«Гюрза» ударила короткими форсированными очередями. Плечо горело, словно его жгли раскаленным прутом, нога не слушалась, система боевого поддержания жизни перешла на резерв, стимулируя организм из скудного неприкосновенного запаса, зрение на какое-то время прояснилось, одного из двалгов точными попаданиями отшвырнуло в сторону, но остальные неумолимо приближались, перебегая от укрытия к укрытию.
– Илья, продержись! – Голос Хорватова срывался. – Я сейчас!
Тернов снова перекатился, лазерные разряды вспороли компьютерный терминал, полоснули по воротам ангара.
Сознание медленно поддавалось боли, перед глазами вновь возникла красноватая пелена.
Все…
Двалги поднялись в атаку. Они не стреляли, видимо, надеялись взять человека живым.
Новый мощный удар потряс «Танаис», вибрация, судорогой прокатившаяся по палубе, сбила с ног атакующих тварей.
В седьмом ангаре взъярилось пламя.
Илья мысленно потянулся к машине, и системы «Стилетто» с бортовым номером «5» мгновенно откликнулись на мнемоническую команду пилота.
Сегменты брони начали раскрываться, но автоматика не успевала совершить необходимые действия: двалги уже окружали Илью со всех сторон.
Он сжал гранату, коснулся сенсора, слабым замахом перекинул ее через расплавленное лазерными разрядами препятствие. Беззвучный взрыв заставил тварей шарахнуться в стороны, но лишь двое из них получили смертельные осколочные ранения, остальные вновь ринулись к обездвиженному, почти беспомощному пилоту.
В этот миг «семерка» вырвалась из ангара.
Импульсные орудия левого борта ударили серией прицельных одиночных выстрелов. Ближайших к Илье двалгов разорвало в клочья, остальные вдруг начали отступать, даже не отстреливаясь, стремясь укрыться внутри десантного модуля, блокирующего выжженный шлюз.
– Илья, ползи! К машине!
Несколько минут выпали из восприятия.
Илья очнулся в кресле пилот-ложемента. Внешние системы жизнеобеспечения уже подключились к поврежденному скафандру, привели его в сознание.
Боль постепенно отступала.
– Радек?
– Все нормально! Я расчистил шлюз! Стартуем и уходим в газопылевой шлейф!

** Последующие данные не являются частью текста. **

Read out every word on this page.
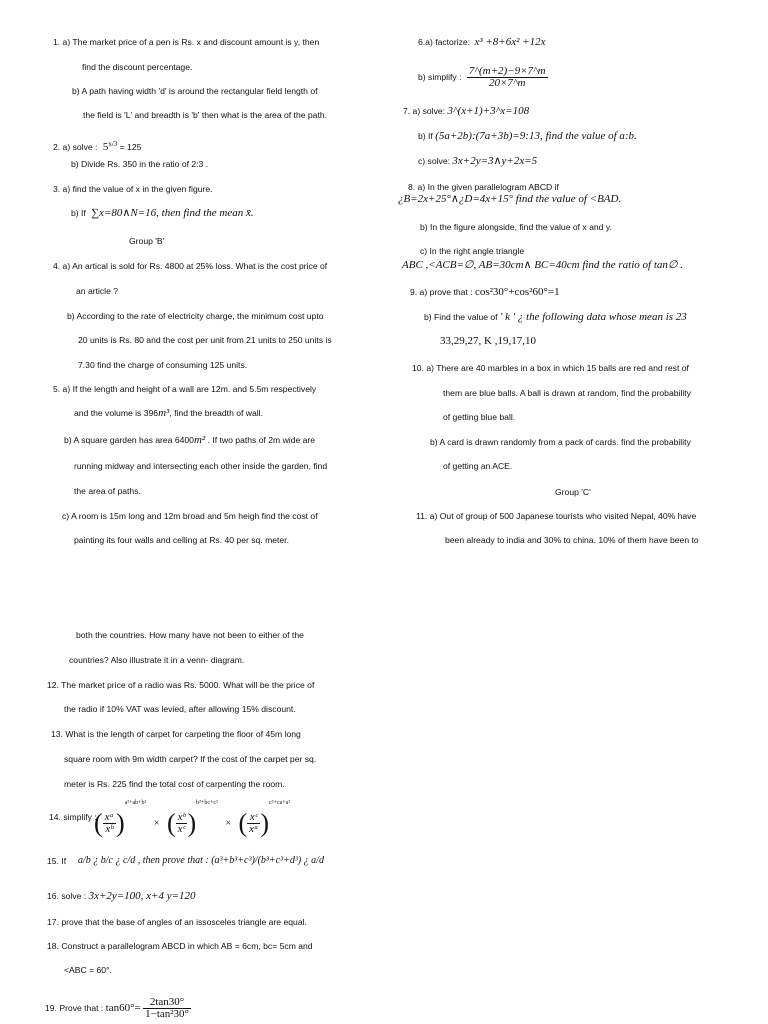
1. a) The market price of a pen is Rs. x and discount amount is y, then
find the discount percentage.
b) A path having width 'd' is around the rectangular field length of
the field is 'L' and breadth is 'b' then what is the area of the path.
2. a) solve : $5^{x/3} = 125$
b) Divide Rs. 350 in the ratio of 2:3 .
3. a) find the value of x in the given figure.
b) If ∑x=80∧N=16, then find the mean x̄.
Group 'B'
4. a) An artical is sold for Rs. 4800 at 25% loss. What is the cost price of
an article ?
b) According to the rate of electricity charge, the minimum cost upto
20 units is Rs. 80 and the cost per unit from 21 units to 250 units is
7.30 find the charge of consuming 125 units.
5. a) If the length and height of a wall are 12m. and 5.5m respectively
and the volume is 396m³, find the breadth of wall.
b) A square garden has area 6400m² . If two paths of 2m wide are
running midway and intersecting each other inside the garden, find
the area of paths.
c) A room is 15m long and 12m broad and 5m heigh find the cost of
painting its four walls and celling at Rs. 40 per sq. meter.
6.a) factorize: x³ +8+6x² +12x
b) simplify : $\frac{7\^{}(m+2)-9\times 7\^{}m}{20\times 7\^{}m}$
7. a) solve: 3^(x+1)+3^x=108
b) If (5a+2b):(7a+3b)=9:13, find the value of a:b.
c) solve: 3x+2y=3∧y+2x=5
8. a) In the given parallelogram ABCD if
¿B=2x+25°∧¿D=4x+15° find the value of <BAD.
b) In the figure alongside, find the value of x and y.
c) In the right angle triangle
ABC ,<ACB=∅, AB=30cm∧ BC=40cm find the ratio of tan∅ .
9. a) prove that : cos²30°+cos²60°=1
b) Find the value of ' k ' ¿ the following data whose mean is 23
33,29,27, K ,19,17,10
10. a) There are 40 marbles in a box in which 15 balls are red and rest of
them are blue balls. A ball is drawn at random, find the probability
of getting blue ball.
b) A card is drawn randomly from a pack of cards. find the probability
of getting an ACE.
Group 'C'
11. a) Out of group of 500 Japanese tourists who visited Nepal, 40% have
been already to india and 30% to china. 10% of them have been to
both the countries. How many have not been to either of the
countries? Also illustrate it in a venn- diagram.
12. The market price of a radio was Rs. 5000. What will be the price of
the radio if 10% VAT was levied, after allowing 15% discount.
13. What is the length of carpet for carpeting the floor of 45m long
square room with 9m width carpet? If the cost of the carpet per sq.
meter is Rs. 225 find the total cost of carpenting the room.
14. simplify :
( $\frac{\text{xᵃ}}{\text{xᵇ}} )^{a^2+ab+b^2}$ × ( $\frac{\text{xᵇ}}{\text{xᶜ}} )^{b^2+bc+c^2}$ × ( $\frac{\text{xᶜ}}{\text{xᵃ}} )^{c^2+ca+a^2}$
15. If a/b ¿ b/c ¿ c/d , then prove that : (a³+b³+c³)/(b³+c³+d³) ¿ a/d
16. solve : 3x+2y=100, x+4 y=120
17. prove that the base of angles of an issosceles triangle are equal.
18. Construct a parallelogram ABCD in which AB = 6cm, bc= 5cm and
<ABC = 60°.
19. Prove that : $\tan 60^\circ= \frac{2\tan 30^\circ}{\text{1−tan²30°}}$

– Не успеваю… – прохрипел Илья.
– Дай шанс автопилоту!
Тернов мысленным усилием погрузился в пучину прямого мнемонического контакта с системами боевой машины.

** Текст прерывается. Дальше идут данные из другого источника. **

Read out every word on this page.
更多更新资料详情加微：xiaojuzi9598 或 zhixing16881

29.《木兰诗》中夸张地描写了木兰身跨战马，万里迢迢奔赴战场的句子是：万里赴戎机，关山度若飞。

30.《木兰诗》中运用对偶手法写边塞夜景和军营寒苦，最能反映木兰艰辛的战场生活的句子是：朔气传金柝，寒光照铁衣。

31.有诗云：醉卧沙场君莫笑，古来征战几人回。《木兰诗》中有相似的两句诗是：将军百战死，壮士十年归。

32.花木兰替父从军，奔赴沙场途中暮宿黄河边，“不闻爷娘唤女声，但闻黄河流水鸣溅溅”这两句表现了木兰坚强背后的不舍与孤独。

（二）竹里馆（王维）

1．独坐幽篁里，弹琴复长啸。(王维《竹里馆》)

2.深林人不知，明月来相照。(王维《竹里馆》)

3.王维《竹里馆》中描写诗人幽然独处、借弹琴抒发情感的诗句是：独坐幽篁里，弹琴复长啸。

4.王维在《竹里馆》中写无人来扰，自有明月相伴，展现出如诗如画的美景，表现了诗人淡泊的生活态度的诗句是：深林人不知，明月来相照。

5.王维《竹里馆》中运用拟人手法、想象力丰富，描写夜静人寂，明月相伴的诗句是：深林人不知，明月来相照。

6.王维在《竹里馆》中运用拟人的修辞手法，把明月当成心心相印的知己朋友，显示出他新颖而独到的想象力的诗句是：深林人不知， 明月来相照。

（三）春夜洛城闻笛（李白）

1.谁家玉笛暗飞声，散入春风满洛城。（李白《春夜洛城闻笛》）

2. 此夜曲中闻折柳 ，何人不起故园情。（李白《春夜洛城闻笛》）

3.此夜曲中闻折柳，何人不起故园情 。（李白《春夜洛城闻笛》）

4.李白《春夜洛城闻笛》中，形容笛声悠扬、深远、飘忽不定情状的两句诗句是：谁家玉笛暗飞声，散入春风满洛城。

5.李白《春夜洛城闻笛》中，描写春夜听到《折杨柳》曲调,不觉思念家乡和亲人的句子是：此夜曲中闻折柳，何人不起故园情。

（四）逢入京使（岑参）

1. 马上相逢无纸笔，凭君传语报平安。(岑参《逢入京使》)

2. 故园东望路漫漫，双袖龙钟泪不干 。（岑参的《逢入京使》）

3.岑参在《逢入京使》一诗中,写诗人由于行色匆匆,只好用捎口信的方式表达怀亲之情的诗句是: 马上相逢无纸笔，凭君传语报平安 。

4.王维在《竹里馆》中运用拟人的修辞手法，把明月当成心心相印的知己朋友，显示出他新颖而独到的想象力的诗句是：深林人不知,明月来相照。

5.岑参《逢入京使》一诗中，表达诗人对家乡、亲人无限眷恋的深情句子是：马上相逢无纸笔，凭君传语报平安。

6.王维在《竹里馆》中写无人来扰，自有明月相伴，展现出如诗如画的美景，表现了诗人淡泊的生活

«Семерка» взяла короткий разбег, филигранно сманеврировала, вырвалась в космос.
Илья запустил двигатели. Сознание стремительно прояснялось, вернулась привычная собранность, он полностью доверял машине, ощущал «Стилетто» как часть самого себя.
Старт!
Подсистема автоматического пилотирования отреагировала мгновенно, машина резко сорвалась с места, еще секунда – и изуродованная поверхность «Танаиса» начала стремительно удаляться.
Десятки тысяч чужих кораблей окружали станцию, медленно вращалось кольцевое построение крейсеров, «трезубцы» прикрывали их, словно многоуровневый чешуйчатый панцирь, лишь в направлении газопылевого шлейфа между эскадрами армады оставался небольшой разрыв.
Вслед двум «Стилетто» ударили лазеры, но обе машины уже находились вне зоны досягаемости вражеского огня – они стремительно углублялись в новорожденную туманность.
Боевой разворот!
Илья сканировал окружающее пространство. На краю вытянувшегося за «Танаисом» шлейфа его внимание привлекли массы обломков.
– Радек… это «Неустрашимый»?! – дрогнувшим голосом вскрикнул Тернов, получив данные сканирования.
Хорватов несколько секунд медлил с ответом, пытаясь подтвердить или опровергнуть показания датчиков.
– Он вступил в бой с десятью «сферами»… – Илья считывал данные, поступающие от системы анализа, которая опознавала обломки, подсчитывала их количество, восстанавливала исходные формы объектов.
– Я вижу… – Голос Радека дрогнул. – Готовься к прыжку! – неожиданно добавил он.
– Не выйдет! Я не…
– Илья, не спорь! Это приказ! Ты слышишь меня?!
Тернов молчал. Он понимал жестокую логику командира. Кто-то обязан выжить, вырваться, но здравый смысл уже не работал, рассудок отказывал принимать последнюю жертву.
– Ты не прорвешься в одиночку!
– Прорвусь!
«Стилетто» с бортовым номером «семь» внезапно начал набирать ускорение.
Илья почувствовал, как его душа разрывается на части. Вся боль пережитых утрат в доли секунд трансформировалась в дикую, неодолимую, помутившую рассудок ненависть.